Der Beklagte tritt dem entgegen und verteidigt die Entscheidungen des Verwaltungsgerichts. Durch den Einsatz der angesparten Grundrente sei keine besondere Härte erkennbar. Besondere Härtegründe seien auch nicht vorgebracht worden. Insbesondere sei nicht bekannt, dass die Klägerin infolge etwaiger durch die Tötung der Mutter hervorgerufener psychischer Beeinträchtigungen zukünftig nicht in der Lage sein werde, ihren Lebensunterhalt selbstständig zu bestreiten. Der Lebenssituation der Klägerin und der Mittelherkunft sei durch eine Verdoppelung des Freibetrages Rechnung getragen worden.

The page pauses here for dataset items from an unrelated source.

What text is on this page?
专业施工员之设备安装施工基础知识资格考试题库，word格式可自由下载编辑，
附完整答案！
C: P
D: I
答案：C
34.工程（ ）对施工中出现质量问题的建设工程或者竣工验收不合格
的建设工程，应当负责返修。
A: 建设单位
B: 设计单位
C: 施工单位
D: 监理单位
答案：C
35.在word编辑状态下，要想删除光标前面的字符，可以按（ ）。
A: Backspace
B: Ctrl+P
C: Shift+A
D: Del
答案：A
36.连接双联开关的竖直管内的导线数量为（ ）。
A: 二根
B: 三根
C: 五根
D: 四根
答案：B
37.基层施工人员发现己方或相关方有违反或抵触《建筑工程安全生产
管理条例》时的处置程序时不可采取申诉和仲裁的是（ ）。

Wegen der weiteren Einzelheiten des Sachverhalts wird auf den Inhalt der Gerichts- und der beigezogenen Behördenakten verwiesen.
II. 1. Die zulässige Beschwerde ist begründet. Der beabsichtigten Klage kann – gemessen am spezifischen prozesskostenhilferechtlichen Erfolgsmaßstab einer lediglich summarischen Prüfung – aufgrund des Vorbringens im Beschwerdeverfahren eine hinreichende Aussicht auf Erfolg nach dem gegenwärtigen Erkenntnisstand nicht abgesprochen werden (§ 166 Abs. 1 VwGO i. V. m. § 114 Abs. 1 ZPO).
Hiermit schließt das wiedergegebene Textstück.